Murray and Pallone were key leaders in congressional effort to end surprise medical billing
After full implementation in 2022, the No Surprises Act will end the practice of surprise billing for medical care, which leaves patients with exorbitant, unexpected charges
Members: “We passed the No Surprises Act to protect patients from exorbitant surprise bills for unexpected, out-of-network health care, and we are pleased to see the Biden Administration working hard to make good on that promise.”
(Washington, D.C.) – Today, U.S. Senator Patty Murray (D-WA), Chair of the Senate Health, Education, Labor, and Pensions Committee, and U.S. Congressman Frank Pallone, Jr. (D-NJ), Chairman of the House Energy and Commerce Committee, released the following statement in response to the Department of Health and Human Services (HHS) issuing an interim final rule implementing legislation the Members passed to ban surprise billing—a practice that leaves patients on the hook for unexpected, exorbitant health care bills for out-of-network care.

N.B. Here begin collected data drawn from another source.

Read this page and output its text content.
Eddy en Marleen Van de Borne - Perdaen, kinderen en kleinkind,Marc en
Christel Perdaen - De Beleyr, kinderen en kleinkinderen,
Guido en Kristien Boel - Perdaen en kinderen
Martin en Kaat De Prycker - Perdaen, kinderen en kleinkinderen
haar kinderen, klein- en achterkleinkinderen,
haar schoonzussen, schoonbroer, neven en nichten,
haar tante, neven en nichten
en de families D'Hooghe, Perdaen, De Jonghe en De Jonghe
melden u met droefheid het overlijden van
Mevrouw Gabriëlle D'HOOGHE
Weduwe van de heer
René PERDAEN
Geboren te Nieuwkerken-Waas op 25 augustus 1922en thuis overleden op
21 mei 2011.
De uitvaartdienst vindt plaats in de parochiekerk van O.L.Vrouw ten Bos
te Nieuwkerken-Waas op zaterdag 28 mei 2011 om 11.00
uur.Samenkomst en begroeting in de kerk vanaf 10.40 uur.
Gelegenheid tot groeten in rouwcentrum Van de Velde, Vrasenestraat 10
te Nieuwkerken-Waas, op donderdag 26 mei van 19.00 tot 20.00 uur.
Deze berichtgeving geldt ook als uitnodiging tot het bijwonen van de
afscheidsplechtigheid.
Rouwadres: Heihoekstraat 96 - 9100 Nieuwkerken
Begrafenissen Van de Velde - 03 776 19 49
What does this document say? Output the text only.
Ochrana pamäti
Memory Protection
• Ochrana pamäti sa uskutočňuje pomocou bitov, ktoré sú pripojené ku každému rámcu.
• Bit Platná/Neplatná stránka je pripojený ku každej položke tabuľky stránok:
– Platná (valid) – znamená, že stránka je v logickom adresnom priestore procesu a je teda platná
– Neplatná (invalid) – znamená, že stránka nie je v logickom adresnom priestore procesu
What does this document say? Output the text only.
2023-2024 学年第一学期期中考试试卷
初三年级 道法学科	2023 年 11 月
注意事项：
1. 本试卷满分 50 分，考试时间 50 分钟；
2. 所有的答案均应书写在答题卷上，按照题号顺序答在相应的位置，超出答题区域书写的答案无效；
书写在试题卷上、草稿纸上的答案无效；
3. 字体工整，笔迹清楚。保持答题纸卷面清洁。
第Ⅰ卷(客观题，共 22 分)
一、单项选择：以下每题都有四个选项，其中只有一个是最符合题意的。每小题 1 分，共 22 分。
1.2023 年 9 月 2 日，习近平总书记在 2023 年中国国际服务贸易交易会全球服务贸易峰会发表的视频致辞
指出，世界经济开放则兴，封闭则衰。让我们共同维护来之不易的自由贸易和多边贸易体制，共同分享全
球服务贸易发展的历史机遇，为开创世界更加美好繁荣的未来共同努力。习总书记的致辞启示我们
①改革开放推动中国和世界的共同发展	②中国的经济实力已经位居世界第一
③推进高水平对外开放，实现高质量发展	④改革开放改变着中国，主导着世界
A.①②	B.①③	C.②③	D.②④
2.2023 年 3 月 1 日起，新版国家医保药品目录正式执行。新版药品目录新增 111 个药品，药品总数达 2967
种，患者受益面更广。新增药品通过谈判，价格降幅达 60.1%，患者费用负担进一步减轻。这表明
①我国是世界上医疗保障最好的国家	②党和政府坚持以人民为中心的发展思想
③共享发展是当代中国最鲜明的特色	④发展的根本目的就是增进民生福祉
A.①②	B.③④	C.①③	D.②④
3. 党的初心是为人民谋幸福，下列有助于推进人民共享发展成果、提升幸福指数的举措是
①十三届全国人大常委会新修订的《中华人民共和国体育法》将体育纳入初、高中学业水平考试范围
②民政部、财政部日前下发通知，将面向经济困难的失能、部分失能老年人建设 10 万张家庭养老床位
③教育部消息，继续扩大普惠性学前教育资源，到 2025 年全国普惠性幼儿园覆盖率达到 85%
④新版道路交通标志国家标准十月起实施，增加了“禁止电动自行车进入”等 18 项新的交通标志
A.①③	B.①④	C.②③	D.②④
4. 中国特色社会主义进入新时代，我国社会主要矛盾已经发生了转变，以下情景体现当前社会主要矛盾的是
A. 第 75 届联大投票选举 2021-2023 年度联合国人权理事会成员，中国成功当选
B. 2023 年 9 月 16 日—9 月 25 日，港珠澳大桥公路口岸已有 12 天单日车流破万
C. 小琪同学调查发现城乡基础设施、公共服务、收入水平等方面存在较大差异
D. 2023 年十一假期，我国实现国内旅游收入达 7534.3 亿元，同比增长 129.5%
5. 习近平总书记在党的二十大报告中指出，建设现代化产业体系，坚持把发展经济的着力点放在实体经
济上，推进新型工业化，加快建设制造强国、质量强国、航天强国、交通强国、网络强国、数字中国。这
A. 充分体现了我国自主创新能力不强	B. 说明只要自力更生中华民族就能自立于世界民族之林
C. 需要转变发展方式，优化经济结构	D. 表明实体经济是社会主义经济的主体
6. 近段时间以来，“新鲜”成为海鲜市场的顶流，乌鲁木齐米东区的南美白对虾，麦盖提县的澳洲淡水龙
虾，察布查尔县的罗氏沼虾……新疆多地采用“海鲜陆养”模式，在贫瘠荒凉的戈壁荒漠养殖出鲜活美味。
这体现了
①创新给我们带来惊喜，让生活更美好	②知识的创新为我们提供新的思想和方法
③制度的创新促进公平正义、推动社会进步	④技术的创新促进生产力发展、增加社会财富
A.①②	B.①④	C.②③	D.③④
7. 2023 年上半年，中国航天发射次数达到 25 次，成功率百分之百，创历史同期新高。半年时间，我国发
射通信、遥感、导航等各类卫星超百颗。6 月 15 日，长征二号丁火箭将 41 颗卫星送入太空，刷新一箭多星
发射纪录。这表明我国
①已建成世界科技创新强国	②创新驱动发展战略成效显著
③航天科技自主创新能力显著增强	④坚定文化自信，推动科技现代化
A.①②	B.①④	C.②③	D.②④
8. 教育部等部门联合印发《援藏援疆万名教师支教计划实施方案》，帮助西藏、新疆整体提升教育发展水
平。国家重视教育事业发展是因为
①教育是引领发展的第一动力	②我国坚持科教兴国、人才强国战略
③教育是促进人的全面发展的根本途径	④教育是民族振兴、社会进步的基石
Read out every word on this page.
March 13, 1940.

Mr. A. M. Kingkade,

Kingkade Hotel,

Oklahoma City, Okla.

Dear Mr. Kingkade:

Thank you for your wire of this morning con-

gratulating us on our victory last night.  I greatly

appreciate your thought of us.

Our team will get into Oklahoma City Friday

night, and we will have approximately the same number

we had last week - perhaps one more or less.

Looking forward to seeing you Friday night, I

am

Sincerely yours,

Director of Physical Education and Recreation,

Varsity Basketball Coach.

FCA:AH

“No one should be afraid the care they need will come with a financially devastating surprise medical bill they can’t afford. We passed the No Surprises Act to protect patients from exorbitant surprise bills for unexpected, out-of-network health care, and we are pleased to see the Biden Administration working hard to make good on that promise. Today’s rule implements the No Surprises Act just as we intended and is a significant new protection for families across the country that will save countless patients from being forced to foot the bill for care they thought was covered by their insurance. It establishes a fair payment resolution process between providers and insurers while finally taking patients out of the middle.”
Senator Murray and Congressman Pallone were among the key leaders in passing the No Surprises Act in 2020. HHS has made progress toward implementation of the law by issuing two rules earlier this year. Today’s rule provides more detail on implementation of the ban on surprise medical bills and outlines a fair independent dispute resolution for providers and insurers to settle out-of-network disputes.